柾達は美琴の帰ってきた直ぐ後に帰宅し、ずっと美琴のいるダイニングと繋がるリビングで過ごしていた。
最初こそは七海や龍太郎が美琴へ何かとちょっかいを掛けてきたのだが、あからさまな美琴の拒絶オーラを感じ取ると七海は柾の隣へ座り二人の世界へと突入し、一方龍太郎は憮然とした表情で持ってきた本を静かに読んでいた。
早く向こうのリビングへ行けばいいのに、何で、どうして柾兄も七海さん達も達なんで私を放って置いてくれへんの?

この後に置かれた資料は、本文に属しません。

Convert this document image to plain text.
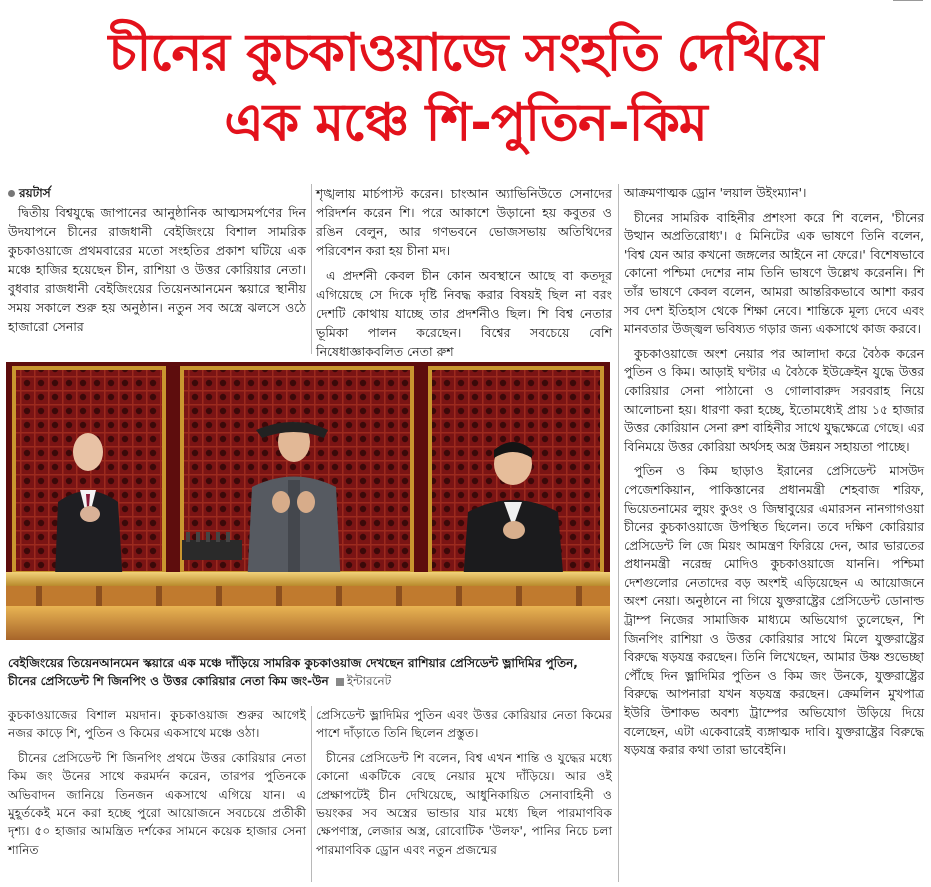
চীনের কুচকাওয়াজে সংহতি দেখিয়ে
এক মঞ্চে শি-পুতিন-কিম
রয়টার্স

দ্বিতীয় বিশ্বযুদ্ধে জাপানের আনুষ্ঠানিক আত্মসমর্পণের দিন উদযাপনে চীনের রাজধানী বেইজিংয়ে বিশাল সামরিক কুচকাওয়াজে প্রথমবারের মতো সংহতির প্রকাশ ঘটিয়ে এক মঞ্চে হাজির হয়েছেন চীন, রাশিয়া ও উত্তর কোরিয়ার নেতা। বুধবার রাজধানী বেইজিংয়ের তিয়েনআনমেন স্কয়ারে স্থানীয় সময় সকালে শুরু হয় অনুষ্ঠান। নতুন সব অস্ত্রে ঝলসে ওঠে হাজারো সেনার

শৃঙ্খলায় মার্চপাস্ট করেন। চাংআন অ্যাভিনিউতে সেনাদের পরিদর্শন করেন শি। পরে আকাশে উড়ানো হয় কবুতর ও রঙিন বেলুন, আর গণভবনে ভোজসভায় অতিথিদের পরিবেশন করা হয় চীনা মদ।

এ প্রদর্শনী কেবল চীন কোন অবস্থানে আছে বা কতদূর এগিয়েছে সে দিকে দৃষ্টি নিবদ্ধ করার বিষয়ই ছিল না বরং দেশটি কোথায় যাচ্ছে তার প্রদর্শনীও ছিল। শি বিশ্ব নেতার ভূমিকা পালন করেছেন। বিশ্বের সবচেয়ে বেশি নিষেধাজ্ঞাকবলিত নেতা রুশ

আক্রমণাত্মক ড্রোন 'লয়াল উইংম্যান'।

চীনের সামরিক বাহিনীর প্রশংসা করে শি বলেন, 'চীনের উত্থান অপ্রতিরোধ্য'। ৫ মিনিটের এক ভাষণে তিনি বলেন, 'বিশ্ব যেন আর কখনো জঙ্গলের আইনে না ফেরে।' বিশেষভাবে কোনো পশ্চিমা দেশের নাম তিনি ভাষণে উল্লেখ করেননি। শি তাঁর ভাষণে কেবল বলেন, আমরা আন্তরিকভাবে আশা করব সব দেশ ইতিহাস থেকে শিক্ষা নেবে। শান্তিকে মূল্য দেবে এবং মানবতার উজ্জ্বল ভবিষ্যত গড়ার জন্য একসাথে কাজ করবে।

কুচকাওয়াজে অংশ নেয়ার পর আলাদা করে বৈঠক করেন পুতিন ও কিম। আড়াই ঘণ্টার এ বৈঠকে ইউক্রেইন যুদ্ধে উত্তর কোরিয়ার সেনা পাঠানো ও গোলাবারুদ সরবরাহ নিয়ে আলোচনা হয়। ধারণা করা হচ্ছে, ইতোমধ্যেই প্রায় ১৫ হাজার উত্তর কোরিয়ান সেনা রুশ বাহিনীর সাথে যুদ্ধক্ষেত্রে গেছে। এর বিনিময়ে উত্তর কোরিয়া অর্থসহ অস্ত্র উন্নয়ন সহায়তা পাচ্ছে।

পুতিন ও কিম ছাড়াও ইরানের প্রেসিডেন্ট মাসউদ পেজেশকিয়ান, পাকিস্তানের প্রধানমন্ত্রী শেহবাজ শরিফ, ভিয়েতনামের লুয়ং কুওং ও জিম্বাবুয়ের এমারসন নানগাগওয়া চীনের কুচকাওয়াজে উপস্থিত ছিলেন। তবে দক্ষিণ কোরিয়ার প্রেসিডেন্ট লি জে মিয়ং আমন্ত্রণ ফিরিয়ে দেন, আর ভারতের প্রধানমন্ত্রী নরেন্দ্র মোদিও কুচকাওয়াজে যাননি। পশ্চিমা দেশগুলোর নেতাদের বড় অংশই এড়িয়েছেন এ আয়োজনে অংশ নেয়া। অনুষ্ঠানে না গিয়ে যুক্তরাষ্ট্রের প্রেসিডেন্ট ডোনাল্ড ট্রাম্প নিজের সামাজিক মাধ্যমে অভিযোগ তুলেছেন, শি জিনপিং রাশিয়া ও উত্তর কোরিয়ার সাথে মিলে যুক্তরাষ্ট্রের বিরুদ্ধে ষড়যন্ত্র করছেন। তিনি লিখেছেন, আমার উষ্ণ শুভেচ্ছা পৌঁছে দিন ভ্লাদিমির পুতিন ও কিম জং উনকে, যুক্তরাষ্ট্রের বিরুদ্ধে আপনারা যখন ষড়যন্ত্র করছেন। ক্রেমলিন মুখপাত্র ইউরি উশাকভ অবশ্য ট্রাম্পের অভিযোগ উড়িয়ে দিয়ে বলেছেন, এটা একেবারেই ব্যঙ্গাত্মক দাবি। যুক্তরাষ্ট্রের বিরুদ্ধে ষড়যন্ত্র করার কথা তারা ভাবেইনি।

বেইজিংয়ের তিয়েনআনমেন স্কয়ারে এক মঞ্চে দাঁড়িয়ে সামরিক কুচকাওয়াজ দেখছেন রাশিয়ার প্রেসিডেন্ট ভ্লাদিমির পুতিন, চীনের প্রেসিডেন্ট শি জিনপিং ও উত্তর কোরিয়ার নেতা কিম জং-উন ইন্টারনেট

কুচকাওয়াজের বিশাল ময়দান। কুচকাওয়াজ শুরুর আগেই নজর কাড়ে শি, পুতিন ও কিমের একসাথে মঞ্চে ওঠা।

চীনের প্রেসিডেন্ট শি জিনপিং প্রথমে উত্তর কোরিয়ার নেতা কিম জং উনের সাথে করমর্দন করেন, তারপর পুতিনকে অভিবাদন জানিয়ে তিনজন একসাথে এগিয়ে যান। এ মুহূর্তকেই মনে করা হচ্ছে পুরো আয়োজনে সবচেয়ে প্রতীকী দৃশ্য। ৫০ হাজার আমন্ত্রিত দর্শকের সামনে কয়েক হাজার সেনা শানিত

প্রেসিডেন্ট ভ্লাদিমির পুতিন এবং উত্তর কোরিয়ার নেতা কিমের পাশে দাঁড়াতে তিনি ছিলেন প্রস্তুত।

চীনের প্রেসিডেন্ট শি বলেন, বিশ্ব এখন শান্তি ও যুদ্ধের মধ্যে কোনো একটিকে বেছে নেয়ার মুখে দাঁড়িয়ে। আর ওই প্রেক্ষাপটেই চীন দেখিয়েছে, আধুনিকায়িত সেনাবাহিনী ও ভয়ংকর সব অস্ত্রের ভান্ডার যার মধ্যে ছিল পারমাণবিক ক্ষেপণাস্ত্র, লেজার অস্ত্র, রোবোটিক 'উলফ', পানির নিচে চলা পারমাণবিক ড্রোন এবং নতুন প্রজন্মের
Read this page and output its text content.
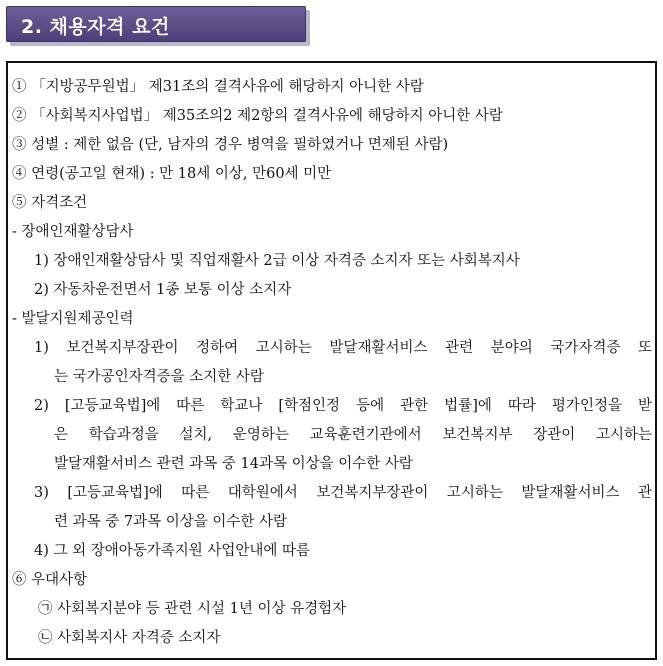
2. 채용자격 요건
① 「지방공무원법」 제31조의 결격사유에 해당하지 아니한 사람
② 「사회복지사업법」 제35조의2 제2항의 결격사유에 해당하지 아니한 사람
③ 성별 : 제한 없음 (단, 남자의 경우 병역을 필하였거나 면제된 사람)
④ 연령(공고일 현재) : 만 18세 이상, 만60세 미만
⑤ 자격조건
- 장애인재활상담사
1) 장애인재활상담사 및 직업재활사 2급 이상 자격증 소지자 또는 사회복지사
2) 자동차운전면서 1종 보통 이상 소지자
- 발달지원제공인력
1) 보건복지부장관이 정하여 고시하는 발달재활서비스 관련 분야의 국가자격증 또
는 국가공인자격증을 소지한 사람
2) [고등교육법]에 따른 학교나 [학점인정 등에 관한 법률]에 따라 평가인정을 받
은 학습과정을 설치, 운영하는 교육훈련기관에서 보건복지부 장관이 고시하는
발달재활서비스 관련 과목 중 14과목 이상을 이수한 사람
3) [고등교육법]에 따른 대학원에서 보건복지부장관이 고시하는 발달재활서비스 관
련 과목 중 7과목 이상을 이수한 사람
4) 그 외 장애아동가족지원 사업안내에 따름
⑥ 우대사항
㉠ 사회복지분야 등 관련 시설 1년 이상 유경험자
㉡ 사회복지사 자격증 소지자
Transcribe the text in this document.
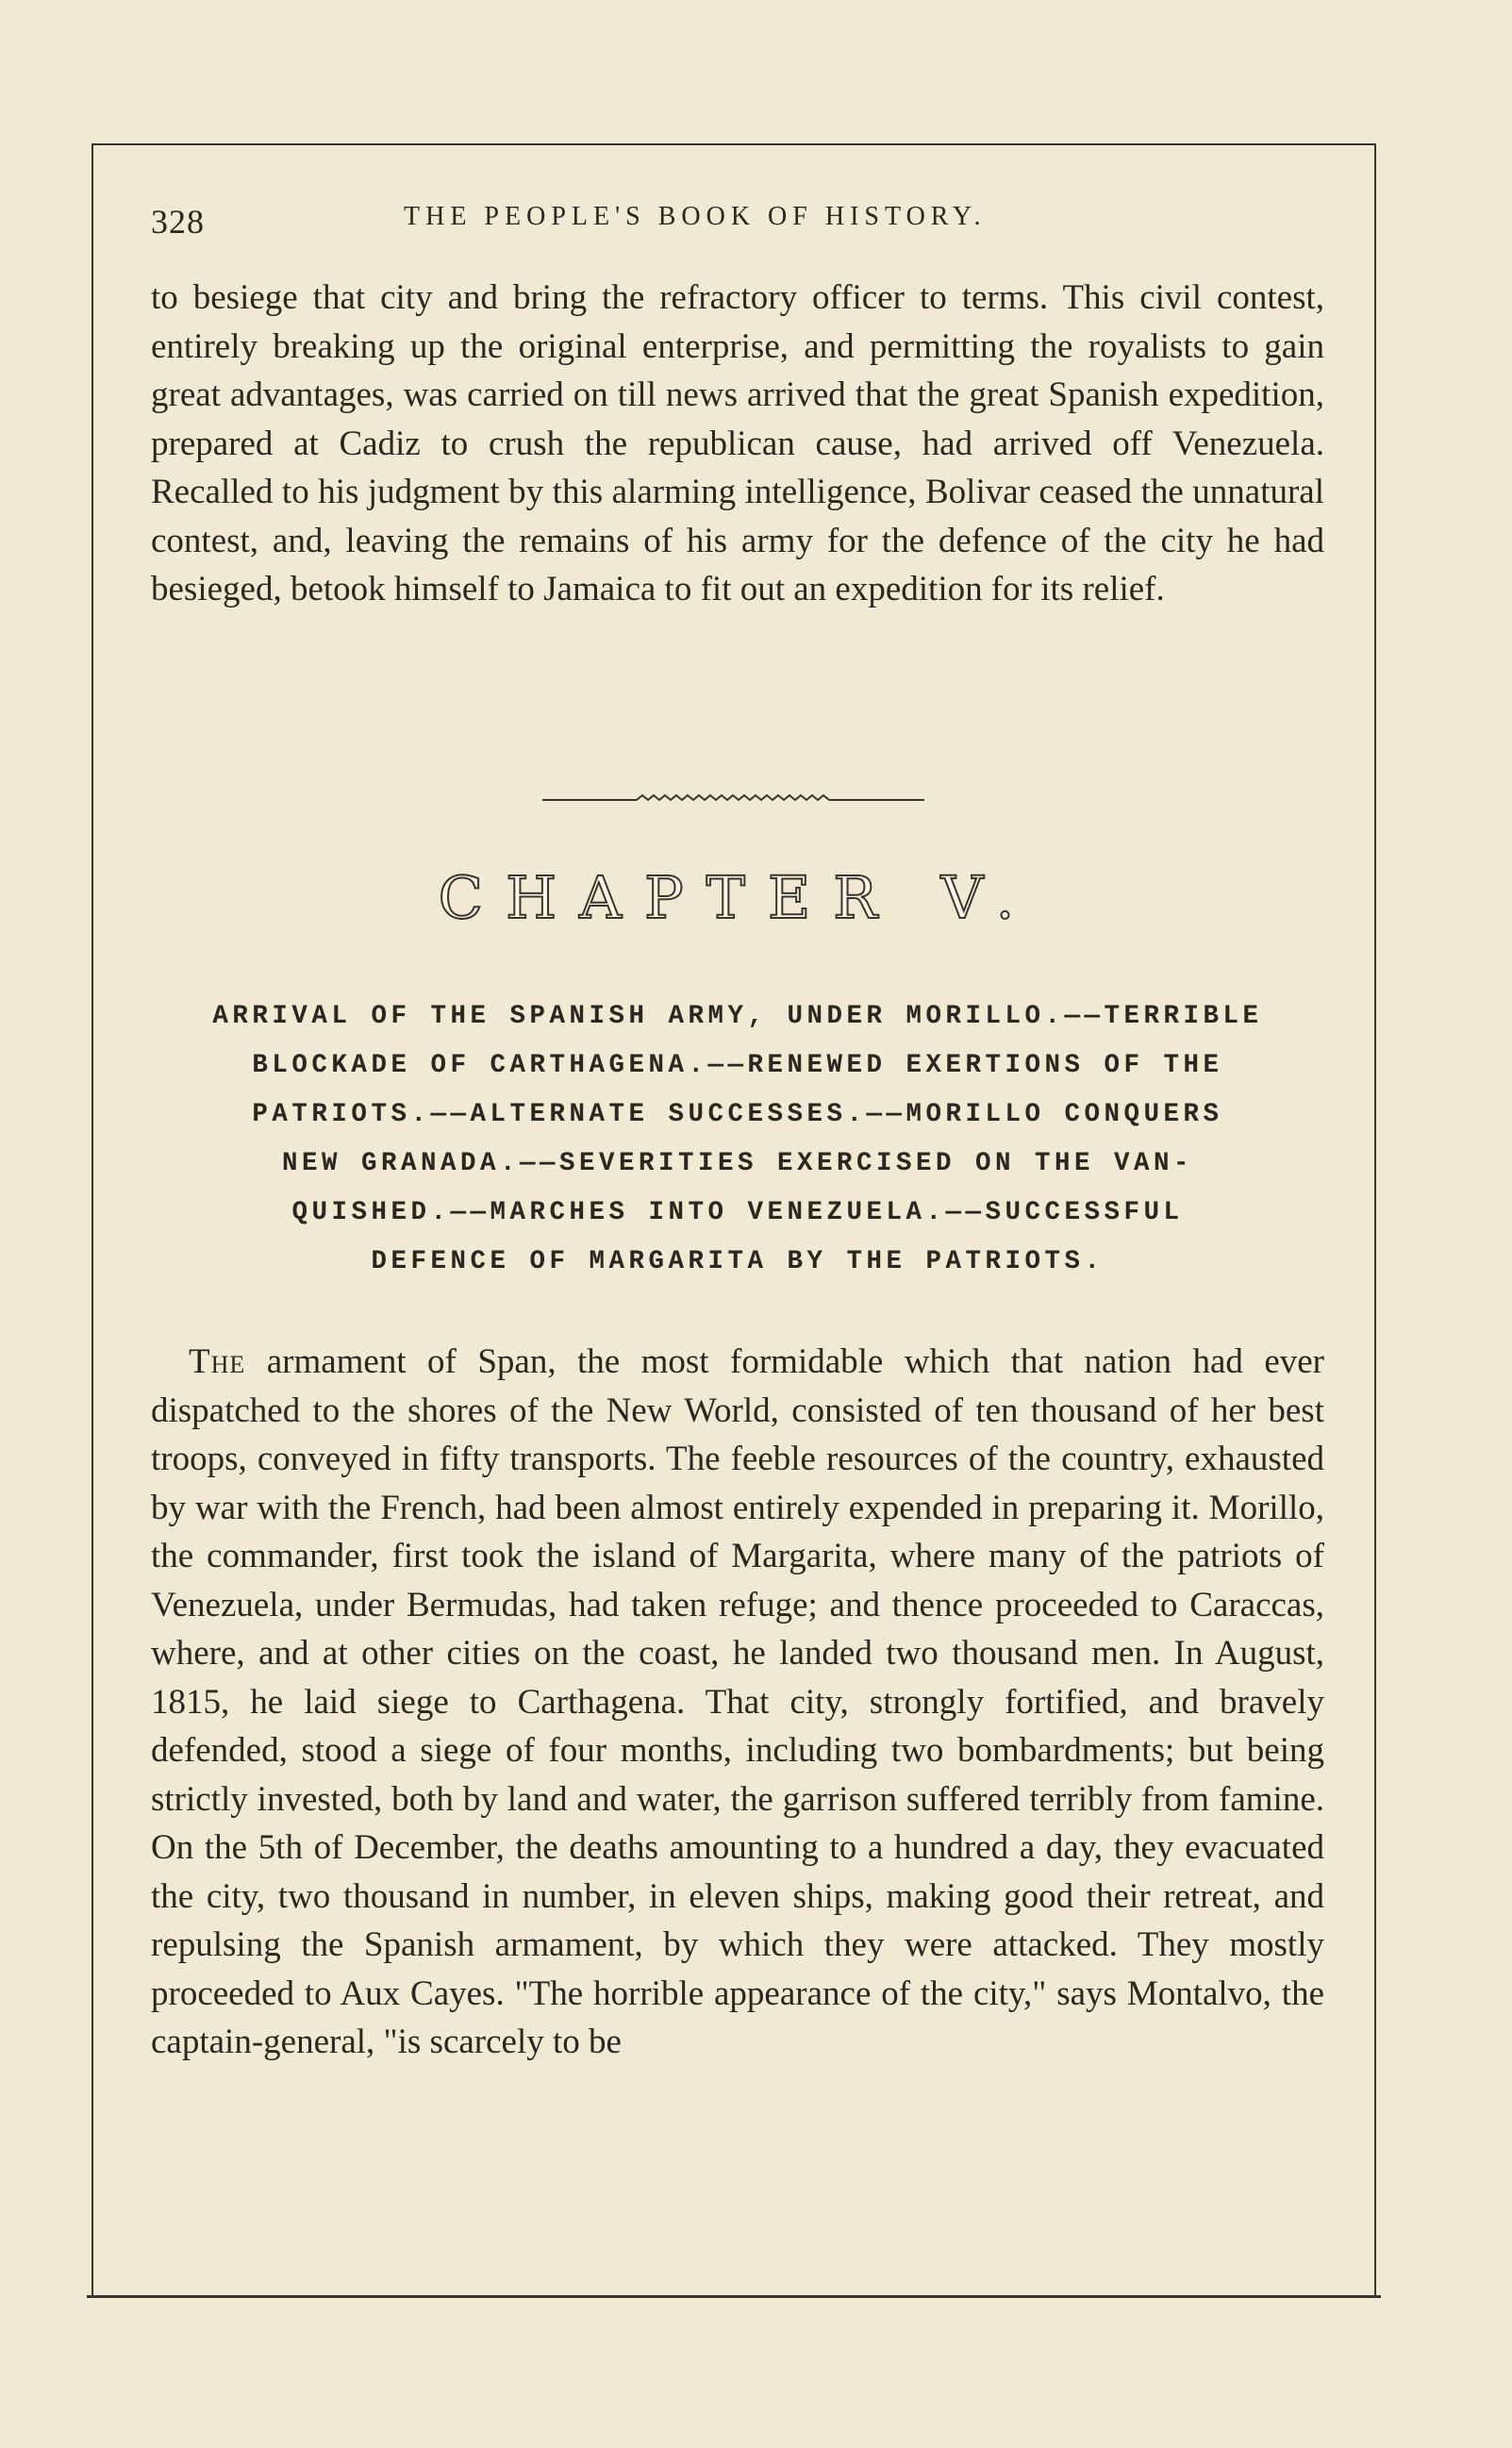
328	THE PEOPLE'S BOOK OF HISTORY.

to besiege that city and bring the refractory officer to terms. This civil contest, entirely breaking up the original enterprise, and permitting the royalists to gain great advantages, was carried on till news arrived that the great Spanish expedition, prepared at Cadiz to crush the republican cause, had arrived off Venezuela. Recalled to his judgment by this alarming intelligence, Bolivar ceased the unnatural contest, and, leaving the remains of his army for the defence of the city he had besieged, betook himself to Jamaica to fit out an expedition for its relief.

CHAPTER V.
ARRIVAL OF THE SPANISH ARMY, UNDER MORILLO.——TERRIBLE
BLOCKADE OF CARTHAGENA.——RENEWED EXERTIONS OF THE
PATRIOTS.——ALTERNATE SUCCESSES.——MORILLO CONQUERS
NEW GRANADA.——SEVERITIES EXERCISED ON THE VAN-
QUISHED.——MARCHES INTO VENEZUELA.——SUCCESSFUL
DEFENCE OF MARGARITA BY THE PATRIOTS.

The armament of Span, the most formidable which that nation had ever dispatched to the shores of the New World, consisted of ten thousand of her best troops, conveyed in fifty transports. The feeble resources of the country, exhausted by war with the French, had been almost entirely expended in preparing it. Morillo, the commander, first took the island of Margarita, where many of the patriots of Venezuela, under Bermudas, had taken refuge; and thence proceeded to Caraccas, where, and at other cities on the coast, he landed two thousand men. In August, 1815, he laid siege to Carthagena. That city, strongly fortified, and bravely defended, stood a siege of four months, including two bombardments; but being strictly invested, both by land and water, the garrison suffered terribly from famine. On the 5th of December, the deaths amounting to a hundred a day, they evacuated the city, two thousand in number, in eleven ships, making good their retreat, and repulsing the Spanish armament, by which they were attacked. They mostly proceeded to Aux Cayes. "The horrible appearance of the city," says Montalvo, the captain-general, "is scarcely to be
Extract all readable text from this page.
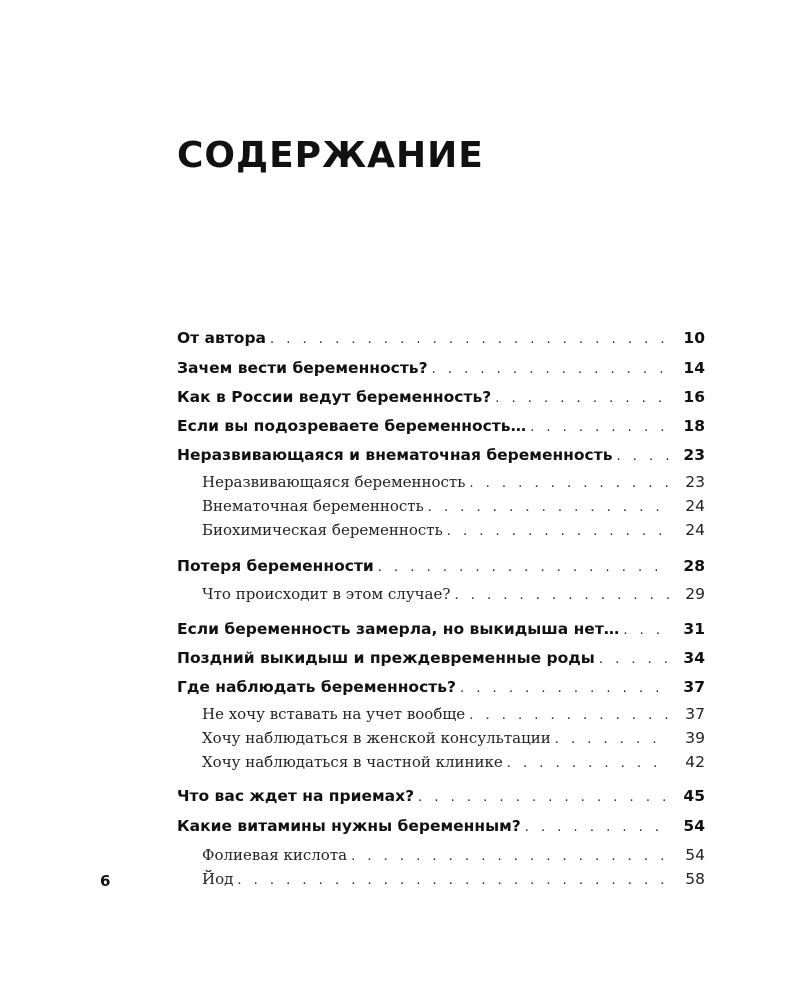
СОДЕРЖАНИЕ
От автора . . .	10
Зачем вести беременность? . . .	14
Как в России ведут беременность? . . .	16
Если вы подозреваете беременность… . . .	18
Неразвивающаяся и внематочная беременность . . .	23
Неразвивающаяся беременность . . .	23
Внематочная беременность . . .	24
Биохимическая беременность . . .	24
Потеря беременности . . .	28
Что происходит в этом случае? . . .	29
Если беременность замерла, но выкидыша нет… . . .	31
Поздний выкидыш и преждевременные роды . . .	34
Где наблюдать беременность? . . .	37
Не хочу вставать на учет вообще . . .	37
Хочу наблюдаться в женской консультации . . .	39
Хочу наблюдаться в частной клинике . . .	42
Что вас ждет на приемах? . . .	45
Какие витамины нужны беременным? . . .	54
Фолиевая кислота . . .	54
Йод . . .	58
6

いっそ大きな声で泣き叫べばどのように楽になるのだろうか……美琴はふとそんな考えを頭の中で過りつつもただ只管黙ってひたすら、形の良いぷっくりと膨らんだ唇をぎゅっと噛み締め、真一文字に、力を込めて必死に何かを耐えながら夕食を作っていた。
今日の夕食は帰国したばかりの柾を想って和食にしたのだ。
金目鯛の煮つけには柾の好きな蒟蒻と焼き豆腐、それにこんがりと焼いた白葱がつけ添えられていた。
生姜の利いた焼きナスの煮浸し。
モズクと葡萄の酢の物。
蕪と油揚げのお味噌汁に香の物。
デザートには柾の好きな京都で有名な北山にも店がある、少し甘いけれどもしっかりと上品な栗の味のするモンブラン。
どれもこれも柾の好物ばかりである。
柾の一番に慣れない悲しみは全く言えないと言うのにも拘らず、気が付けば美琴はほぼほぼ無意識に彼の好きなモノばかりを作ってしまっていた。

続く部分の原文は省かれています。